In 2011, a team-up with yet another gifted member of the Burnside clan, this time younger brother Cody, led to the creation of The Cedric Burnside Project.

A year later came the recording of the Allison Burnside Express, a collaboration with Bernard Allison, a Chicago born and bred guitar sensation. Their album would be released in 2014.

Before that 2013 would see the release of The Cedric Burnside Project’s Hear Me When I Say, followed two years later with Descendants of Hill Country, which was funded by a Kickstarter campaign.

In the same year of Hear Me When I Say, Burnside took home his third Memphis Blues Award as ‘Drummer of the Year.’ And as his career has risen, the honors keep pouring in. In 2016, he was nominated for Best Blues Album.

Cedric Burnside - Love her ‘til I die

Most blues fans would agree that the blues begins and ends with a guitar. The image of the itinerant bluesman taking a lonely stroll down a dirt road is an iconic element of blues lore. And guitarists from B.B. King to Robert Cray and Stevie Ray Vaughan have greedily gobbled up the attention of the genre’s aficionados over the decade. While harmonica players, pianists and organists will occasionally get their due, drummers of the blues world are often treated as an afterthought. Cedric Burnside might just change that.

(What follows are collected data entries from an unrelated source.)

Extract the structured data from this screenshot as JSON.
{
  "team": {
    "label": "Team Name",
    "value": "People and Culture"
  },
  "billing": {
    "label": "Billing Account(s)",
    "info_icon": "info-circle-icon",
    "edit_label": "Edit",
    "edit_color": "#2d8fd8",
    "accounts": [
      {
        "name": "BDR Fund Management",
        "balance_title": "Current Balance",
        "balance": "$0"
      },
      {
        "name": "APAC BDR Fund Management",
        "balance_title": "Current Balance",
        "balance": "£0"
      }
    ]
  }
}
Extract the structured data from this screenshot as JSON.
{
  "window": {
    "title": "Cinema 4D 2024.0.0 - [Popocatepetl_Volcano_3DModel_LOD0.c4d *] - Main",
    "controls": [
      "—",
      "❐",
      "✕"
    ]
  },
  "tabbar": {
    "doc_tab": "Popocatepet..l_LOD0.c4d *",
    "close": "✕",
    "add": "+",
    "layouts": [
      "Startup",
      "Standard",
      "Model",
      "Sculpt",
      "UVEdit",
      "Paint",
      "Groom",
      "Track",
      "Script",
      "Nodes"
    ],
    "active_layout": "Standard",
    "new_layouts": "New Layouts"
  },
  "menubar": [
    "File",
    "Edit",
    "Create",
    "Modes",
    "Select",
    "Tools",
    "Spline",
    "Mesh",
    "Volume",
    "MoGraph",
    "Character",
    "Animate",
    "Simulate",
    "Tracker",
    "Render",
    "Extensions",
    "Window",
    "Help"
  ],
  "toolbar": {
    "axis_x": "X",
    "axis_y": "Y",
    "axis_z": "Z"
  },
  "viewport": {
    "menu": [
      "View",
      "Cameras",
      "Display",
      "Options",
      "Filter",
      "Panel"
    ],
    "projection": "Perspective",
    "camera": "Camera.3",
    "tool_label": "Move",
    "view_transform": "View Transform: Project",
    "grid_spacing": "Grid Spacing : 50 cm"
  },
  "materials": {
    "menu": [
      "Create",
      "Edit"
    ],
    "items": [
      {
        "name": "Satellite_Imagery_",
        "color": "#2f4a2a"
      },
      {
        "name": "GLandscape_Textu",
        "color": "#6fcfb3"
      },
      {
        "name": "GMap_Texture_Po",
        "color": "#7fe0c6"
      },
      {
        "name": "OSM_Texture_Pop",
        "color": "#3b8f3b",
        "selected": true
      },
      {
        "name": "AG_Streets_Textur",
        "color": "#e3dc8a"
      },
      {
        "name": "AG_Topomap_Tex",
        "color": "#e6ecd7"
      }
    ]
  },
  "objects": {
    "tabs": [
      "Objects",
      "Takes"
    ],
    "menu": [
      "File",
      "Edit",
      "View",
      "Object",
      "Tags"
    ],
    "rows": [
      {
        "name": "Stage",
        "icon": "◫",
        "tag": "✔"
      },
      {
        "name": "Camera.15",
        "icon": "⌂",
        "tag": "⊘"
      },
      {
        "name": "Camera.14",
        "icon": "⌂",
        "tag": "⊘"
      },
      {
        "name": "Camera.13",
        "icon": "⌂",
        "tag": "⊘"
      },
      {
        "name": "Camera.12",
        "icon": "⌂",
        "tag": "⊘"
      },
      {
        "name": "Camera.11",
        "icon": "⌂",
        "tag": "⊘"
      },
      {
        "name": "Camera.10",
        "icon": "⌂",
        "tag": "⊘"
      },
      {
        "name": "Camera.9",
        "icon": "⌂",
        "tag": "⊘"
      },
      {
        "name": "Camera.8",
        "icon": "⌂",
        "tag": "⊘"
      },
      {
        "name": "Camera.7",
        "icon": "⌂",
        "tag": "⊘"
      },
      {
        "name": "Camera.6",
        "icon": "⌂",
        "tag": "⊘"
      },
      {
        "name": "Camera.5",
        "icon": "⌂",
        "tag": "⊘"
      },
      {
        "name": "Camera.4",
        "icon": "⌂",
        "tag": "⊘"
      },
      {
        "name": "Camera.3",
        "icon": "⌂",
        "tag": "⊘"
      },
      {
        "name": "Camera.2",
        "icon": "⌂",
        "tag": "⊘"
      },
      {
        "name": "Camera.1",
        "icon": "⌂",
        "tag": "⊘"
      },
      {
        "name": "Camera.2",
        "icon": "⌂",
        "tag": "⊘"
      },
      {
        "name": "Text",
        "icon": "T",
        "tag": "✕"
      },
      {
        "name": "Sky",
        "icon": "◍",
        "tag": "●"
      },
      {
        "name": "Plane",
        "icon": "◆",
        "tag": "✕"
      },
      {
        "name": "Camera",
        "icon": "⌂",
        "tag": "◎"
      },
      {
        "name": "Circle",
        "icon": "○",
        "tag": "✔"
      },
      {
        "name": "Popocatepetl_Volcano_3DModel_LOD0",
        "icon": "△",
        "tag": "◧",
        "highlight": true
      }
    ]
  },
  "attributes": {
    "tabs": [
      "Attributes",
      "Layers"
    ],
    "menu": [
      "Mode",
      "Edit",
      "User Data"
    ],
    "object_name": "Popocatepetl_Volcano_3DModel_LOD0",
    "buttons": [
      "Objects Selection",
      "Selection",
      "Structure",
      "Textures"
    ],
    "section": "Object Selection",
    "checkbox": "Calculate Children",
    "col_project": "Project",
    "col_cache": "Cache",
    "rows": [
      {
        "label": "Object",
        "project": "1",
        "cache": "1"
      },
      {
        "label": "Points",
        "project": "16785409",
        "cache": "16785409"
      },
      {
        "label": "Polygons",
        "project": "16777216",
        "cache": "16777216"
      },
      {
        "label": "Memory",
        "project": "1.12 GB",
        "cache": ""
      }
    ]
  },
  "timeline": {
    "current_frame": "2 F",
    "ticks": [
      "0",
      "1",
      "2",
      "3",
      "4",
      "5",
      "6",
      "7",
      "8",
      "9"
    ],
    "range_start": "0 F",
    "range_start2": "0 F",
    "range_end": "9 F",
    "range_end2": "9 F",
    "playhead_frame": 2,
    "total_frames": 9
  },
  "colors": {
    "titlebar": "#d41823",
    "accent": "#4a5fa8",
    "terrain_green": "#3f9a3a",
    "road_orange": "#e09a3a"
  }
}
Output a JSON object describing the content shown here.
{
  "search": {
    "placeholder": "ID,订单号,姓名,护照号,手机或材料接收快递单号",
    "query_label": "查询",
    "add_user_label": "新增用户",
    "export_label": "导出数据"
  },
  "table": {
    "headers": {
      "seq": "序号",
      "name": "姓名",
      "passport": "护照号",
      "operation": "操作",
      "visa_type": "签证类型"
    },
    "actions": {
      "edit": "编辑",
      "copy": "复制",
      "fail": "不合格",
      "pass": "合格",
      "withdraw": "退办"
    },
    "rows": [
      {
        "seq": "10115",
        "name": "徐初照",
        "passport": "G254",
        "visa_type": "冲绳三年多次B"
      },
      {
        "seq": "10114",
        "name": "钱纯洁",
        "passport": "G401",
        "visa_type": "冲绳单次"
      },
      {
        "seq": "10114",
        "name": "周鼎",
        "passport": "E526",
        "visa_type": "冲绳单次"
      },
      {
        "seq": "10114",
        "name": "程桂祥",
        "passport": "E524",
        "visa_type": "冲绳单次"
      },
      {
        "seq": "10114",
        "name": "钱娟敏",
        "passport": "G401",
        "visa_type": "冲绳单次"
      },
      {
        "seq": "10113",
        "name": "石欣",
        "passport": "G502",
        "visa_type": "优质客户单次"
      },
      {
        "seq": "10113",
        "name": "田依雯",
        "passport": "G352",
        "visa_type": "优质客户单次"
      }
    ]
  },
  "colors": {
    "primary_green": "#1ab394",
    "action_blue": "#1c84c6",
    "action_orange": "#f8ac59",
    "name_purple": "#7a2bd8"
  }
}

Burnside’s percussion prowess is distinguished not by virtuosic flair, but by the rawness of its simplicity. There is something powerful and urgent about the way Cedric strikes the skins. It sounds soulful, sensual and tribal. In other words, Cedric Burnside’s drumming sounds like the blues. Thankfully, he has a voice to match and the dazzling combination will undoubtedly make more stunning music for decades to follow. Just make sure you don’t miss him.